D-Day: Normandy 1944 director Pascal Vuong had his work cut out for him. He had to convey the events and meaning of the Battle of Normandy in under an hour, for a family audience. All in all, he did pretty well.
Vuong’s film is screening at the Science Museum of Minnesota’s Omnitheater from January 9 through February 19 as part of the annual Omnifest: a four-film festival that, this year, will also include reprise screenings of The Living Sea, Hubble, and Flight of the Butterflies. The event encourages Omni fanatics to binge, and gives families visiting the museum a few flicks to choose from.

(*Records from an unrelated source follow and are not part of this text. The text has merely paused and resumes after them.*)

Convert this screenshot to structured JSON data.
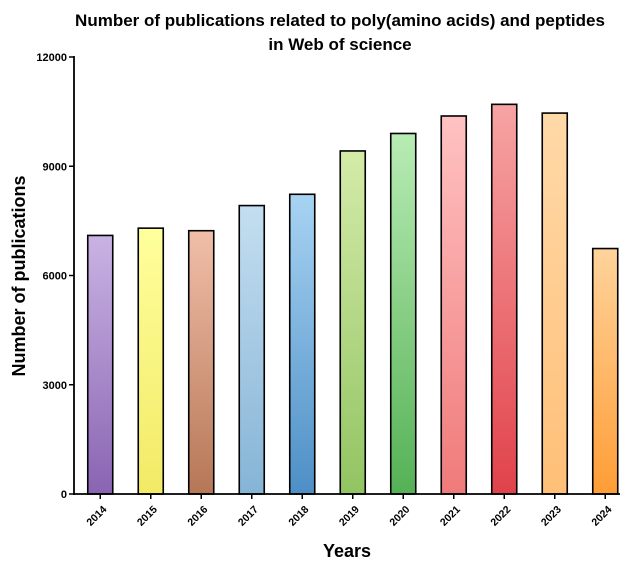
{
  "chart_data": {
    "type": "bar",
    "title_lines": [
      "Number of publications related to poly(amino acids) and peptides",
      "in Web of science"
    ],
    "xlabel": "Years",
    "ylabel": "Number of publications",
    "ylim": [
      0,
      12000
    ],
    "yticks": [
      0,
      3000,
      6000,
      9000,
      12000
    ],
    "ytick_labels": [
      "0",
      "3000",
      "6000",
      "9000",
      "12000"
    ],
    "grid": false,
    "categories": [
      "2014",
      "2015",
      "2016",
      "2017",
      "2018",
      "2019",
      "2020",
      "2021",
      "2022",
      "2023",
      "2024"
    ],
    "values": [
      7100,
      7300,
      7230,
      7920,
      8230,
      9420,
      9900,
      10380,
      10700,
      10460,
      6740
    ],
    "colors": [
      [
        "#c9b3e3",
        "#8a64b2"
      ],
      [
        "#ffff9c",
        "#f2ea66"
      ],
      [
        "#f0bea8",
        "#b67756"
      ],
      [
        "#c4def0",
        "#86b4d6"
      ],
      [
        "#a8d3f2",
        "#4d8fc6"
      ],
      [
        "#d4eba8",
        "#92c463"
      ],
      [
        "#b8ecb4",
        "#55b155"
      ],
      [
        "#ffc2c2",
        "#f07a7a"
      ],
      [
        "#f7a4a4",
        "#e0424a"
      ],
      [
        "#ffd9a8",
        "#ffbf77"
      ],
      [
        "#ffd39c",
        "#ff9d36"
      ]
    ]
  }
}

D-Day steers away from the grisly realities of combat, but otherwise Vuong and his team use every trick at hand to accomplish their mission. There are animated maps, historical re-enactments, and CGI fly-bys…and you knew an Omni film wouldn’t omit sweeping helicopter shots of the French shoreline.
Vuong even tosses in a few tutorials on WWII-era military vehicles. The decision to focus on unarmed vehicles like Jeeps and plows was presumably made so as to avoid glamorizing guns, but it does make the segments feel distractingly unnecessary in what’s otherwise a tightly structured film.
There’s another reason for the segments, though, hidden to us: they’re presented in the form of a computer-animated pop-up book, which would niftily show off the film’s 3D technology if it were shown in 3D, which it is not at the Science Museum.*
The most unexpected technique used by Vuong and his team is also one of the most effective: sand animation, which allows scenes both intimate and grand to be conveyed in a manner that evokes both the contested beaches and the grainy quality of low-light cinematography.
D-Day is easy to recommend in the same way that Star Wars breakfast cereal was recommended to me by Saturday morning TV commercials: as part of a balanced diet. There’s a lot about the Second World War that D-Day only briefly touches on (the war in the Pacific), and much that isn’t even mentioned (the Holocaust).
I came away, though, feeling much more confident in my knowledge of the strategy and logistics of D-Day. Given that D-Day was the turning point of the most terrible, defining war in world history, that’s well worth an hour of your day.
*I asked Sarah Imholte, in the Science Museum’s public relations department, why that is. Is it that 3D technology doesn’t work well on a domed screen? (The dome screen is convertible, rotating back to reveal a conventional IMAX screen—the only such convertible theater in the country.)
“You’re right,” Imholte replied, “the 3D effects don’t work well on a domed screen. There are 3D versions of many of the films we show in our theater, but Mike Day, our VP of Museum Enterprises and the executive producer of all the Science Museum’s giant screen films, believes very strongly in the signature immersive experience that the giant dome screen provides in 2D. So we stick with that.”